New Zealand weightlifter Laurel Hubbard is set to become the first transgender athlete to compete in the Olympic Games, after she was selected for the national team on Monday.
She will compete in the women’s 87-kilogram category, according to a statement released by the New Zealand Olympic Committee that also announced the four other members of the weightlifting team. Hubbard, 43, qualified for the rescheduled Tokyo Games in May after a rule change, which effectively guaranteed her a spot in the super heavyweight category, Reuters reported at the time. This will be her first time at the Olympic Games — a remarkable comeback after a significant injury in 2018.
“I am grateful and humbled by the kindness and support that has been given to me by so many New Zealanders,” said Hubbard in the statement. “When I broke my arm at the Commonwealth Games three years ago, I was advised that my sporting career had likely reached its end. But your support, your encouragement, and your aroha carried me through the darkness,” she said, using the Indigenous Maori word for “love.” Weightlifting has been a focus in an ongoing heated debate over transgender athletes competing in women’s sports. Dozens of US states are considering legislation that would prevent transgender women and girls from participating in women’s categories, with several that have already enacted sports bans this year.

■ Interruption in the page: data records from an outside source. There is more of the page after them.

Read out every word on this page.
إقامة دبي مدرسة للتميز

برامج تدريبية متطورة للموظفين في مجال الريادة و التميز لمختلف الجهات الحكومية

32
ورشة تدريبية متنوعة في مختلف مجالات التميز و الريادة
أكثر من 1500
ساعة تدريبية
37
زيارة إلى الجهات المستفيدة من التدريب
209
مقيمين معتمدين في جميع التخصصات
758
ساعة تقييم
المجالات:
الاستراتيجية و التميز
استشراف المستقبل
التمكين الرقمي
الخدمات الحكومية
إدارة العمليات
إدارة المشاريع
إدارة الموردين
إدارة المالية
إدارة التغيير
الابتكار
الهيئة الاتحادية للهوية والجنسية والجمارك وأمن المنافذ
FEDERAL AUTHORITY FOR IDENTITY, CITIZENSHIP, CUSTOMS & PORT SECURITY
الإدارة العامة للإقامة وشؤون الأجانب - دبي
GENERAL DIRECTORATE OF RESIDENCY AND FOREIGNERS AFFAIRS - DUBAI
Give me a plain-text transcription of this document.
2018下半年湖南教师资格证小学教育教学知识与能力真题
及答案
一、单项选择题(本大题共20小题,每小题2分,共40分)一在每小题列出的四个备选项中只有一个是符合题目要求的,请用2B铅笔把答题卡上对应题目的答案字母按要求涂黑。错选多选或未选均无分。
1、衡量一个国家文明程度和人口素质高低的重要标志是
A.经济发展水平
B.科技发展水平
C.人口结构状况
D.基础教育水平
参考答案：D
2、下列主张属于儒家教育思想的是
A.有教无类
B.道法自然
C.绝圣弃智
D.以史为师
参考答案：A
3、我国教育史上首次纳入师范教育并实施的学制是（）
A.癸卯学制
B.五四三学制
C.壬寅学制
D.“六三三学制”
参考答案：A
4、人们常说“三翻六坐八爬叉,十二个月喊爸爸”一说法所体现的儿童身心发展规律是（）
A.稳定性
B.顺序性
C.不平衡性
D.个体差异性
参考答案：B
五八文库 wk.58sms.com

Hubbard’s participation in women’s categories has drawn controversy before — in 2018, Australia’s weightlifting federation sought to block her from competing at the Commonwealth Games on the Gold Coast, but organizers rejected the move. And in May, after Hubbard successfully qualified, Belgian weightlifter Anna Vanbellinghen told an Olympics news website the situation was “unfair” and “like a bad joke.” Hubbard competed in men’s weightlifting competitions before transitioning in 2013. She has been eligible to compete in the Olympics since 2015, when the IOC issued new guidelines allowing any transgender athlete to compete as a woman provided their testosterone levels are below 10 nanomoles per liter for at least 12 months before their first competition, according to Reuters.